APELAÇÃO Nº 2230/23.8T8VIS.C1
Relator: CHANDRA GRACIAS
Data do Acórdão: 13-01-2026
Tribunal: JUÍZO CENTRAL CÍVEL DE VISEU, JUIZ 3, DO TRIBUNAL JUDICIAL DA COMARCA DE VISEU
Legislação: ARTIGOS 82.º, N.º 3, AL.ª B), 189.º, N.º 2, AL.ª E), DO CIRE E 620.º, N.º 1, DO CÓDIGO DE PROCESSO CIVIL.

 Sumário:

I – O Recorrente excepcionou a ilegitimidade da Massa Insolvente para a presente acção de impugnação pauliana em virtude de não ser ela – mas sim os credores da insolvência – a beneficiária da indemnização aqui em causa, não detendo, por isso, a qualidade de credora, seja para o efeito de exigir, por via executiva, o pagamento do crédito, seja para o efeito de recorrer aos meios de conservação da garantia patrimonial desse crédito, como é o caso da impugnação pauliana.

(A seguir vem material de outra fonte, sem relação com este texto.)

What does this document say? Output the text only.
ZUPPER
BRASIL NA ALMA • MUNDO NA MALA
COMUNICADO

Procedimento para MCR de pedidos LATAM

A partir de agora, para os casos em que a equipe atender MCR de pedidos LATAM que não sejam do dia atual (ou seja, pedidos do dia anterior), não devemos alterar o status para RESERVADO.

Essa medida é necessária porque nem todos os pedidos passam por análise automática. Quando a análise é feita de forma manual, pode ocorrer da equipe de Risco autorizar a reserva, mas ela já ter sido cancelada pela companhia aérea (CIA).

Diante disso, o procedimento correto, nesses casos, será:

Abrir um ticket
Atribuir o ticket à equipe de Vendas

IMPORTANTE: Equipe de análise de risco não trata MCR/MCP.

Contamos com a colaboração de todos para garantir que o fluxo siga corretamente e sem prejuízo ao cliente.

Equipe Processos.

II – Se é certo que a lei não regula expressamente essa questão, a leitura literal do art. 189.º, n.º 2, al. e), do Código da Insolvência e da Recuperação de Empresas sugere que os beneficiários dessa indemnização são os credores e não propriamente a massa insolvente e, portanto, seria cada um dos credores que, individualmente, seria titular do crédito respeitante à parte da indemnização que é reportada ao seu crédito e que, nessa medida, teria legitimidade para exigir o seu pagamento e para impugnar, por via de impugnação pauliana, os actos que envolvam diminuição da garantia patrimonial desse crédito.
III – Essa legitimidade dos credores impõe-se com evidência, nos casos em que o processo de insolvência já não se encontra pendente (sendo que a eventual legitimidade do administrador de insolvência para esse efeito pressupõe a pendência do processo de insolvência – cf. art. 82.º, n.º 3, do Código da Insolvência da Recuperação de Empresas).
IV – A legitimidade da massa insolvente – quando o processo de insolvência ainda se encontra pendente – encontra, apesar de tudo, algum apoio no citado art. 82.º, n.º 3, al. b), já que o beneficiário directo dessa responsabilidade, fixada nos termos do art. 189.º, n.º 2, al. e), do Código da Insolvência da Recuperação de Empresas, é a massa insolvente por estar em causa uma responsabilidade insolvencial, destinada a satisfazer os interesses dos credores.
V – Enquanto o processo de insolvência estiver em curso, a referida indemnização deve ser paga ao administrador da insolvência que, depois, a distribuirá pelos credores.